Domani,  venerdì 21 settembre, alle 18 presso la curia vescovile, si terrà il convegno diocesano che apre il ciclo di incontri previsti per l'anno pastorale 2018/2019. Per la diocesi pontina sarà un momento particolare perché ospiterà come relatore il cardinale Giuseppe Petrocchi, attuale arcivescovo dell'Aquila, già vescovo di Latina dal 1998 al 2013. Questa sua visita nel Capoluogo pontino è stata voluta come segno anche di festa dal vescovo Mariano Crociata, il quale alla notizia del cardinalato a monsignor Petrocchi aveva espresso «sentimenti di gioia e di gratitudine», invitando tutti come diocesi «a sentirsi in maniera speciale partecipi della festa della Chiesa per la sua nomina, che rinnova in noi il senso di riconoscenza per l'opera pastorale svolta a Latina, dove ha lasciato una impronta profonda e duratura».

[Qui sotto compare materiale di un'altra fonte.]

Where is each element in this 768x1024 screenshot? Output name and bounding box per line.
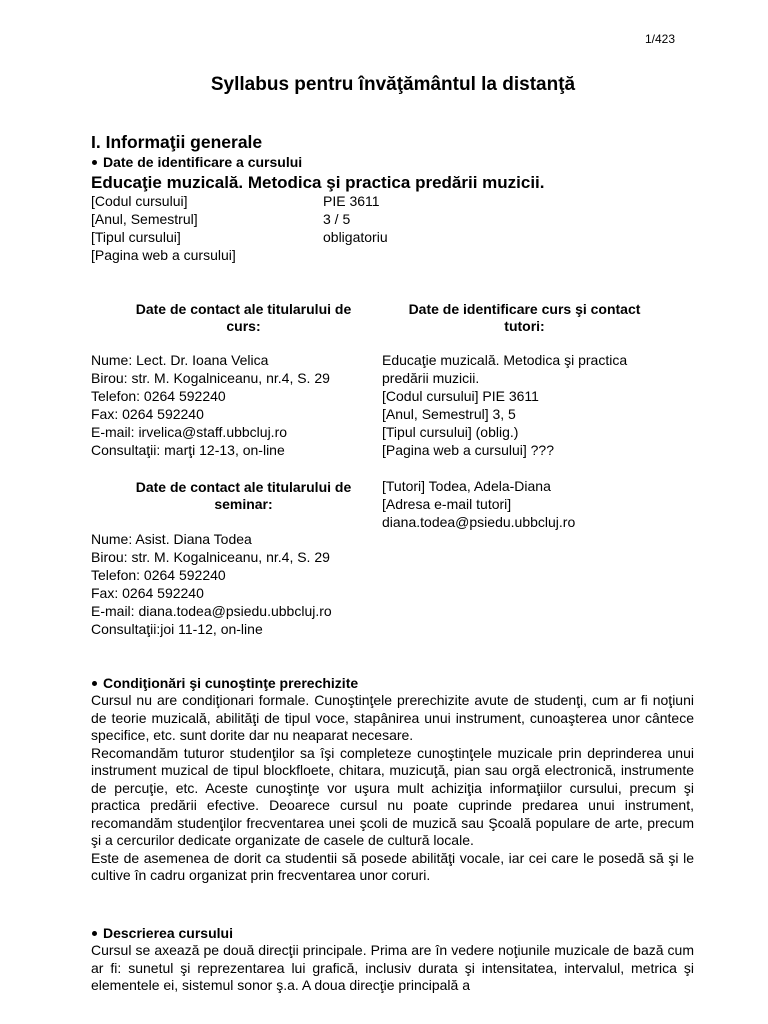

Il cardinale Petrocchi relazionerà sul tema «Ordine sacro e matrimonio per l'edificazione della comunità ecclesiale». Con il suo intervento si darà avvio alla stagione degli incontri diocesani che svilupperanno il tema pastorale dell'anno che il vescovo Crociata ha sintetizzato nel titolo «Una generazione narra all'altra le tue opere (Sal 145,4). Famiglia e Chiesa, insieme per educare». Una spiegazione dettagliata del piano pastorale, degli impegni e delle proposte sarà data nell'assemblea diocesana di venerdì 28 settembre, alle 18 in curia. Poi, il 5 ottobre, in occasione della celebrazione del mandato ai collaboratori pastorali, il vescovo Crociata distribuirà la prima lettera pastorale di quest'anno.


Particolarmente interessanti i convegni previsti a partire dal 23 novembre: Dimensione ecclesiale della famiglia e familiare della comunità ecclesiale (prof. Serena Noceti); 30 novembre: La comunità parrocchiale invita e accoglie la testimonianza e il servizio della famiglia cristiana (don Mario Camborata); 25 gennaio 2019: Vocazioni specifiche al servizio ecclesiale e sociale della famiglia (prof. Robert Cheaib); 1° febbraio: Comunità parrocchiale e famiglia per una educazione all'affettività delle nuove generazioni (prof. Raffaella Iafrate).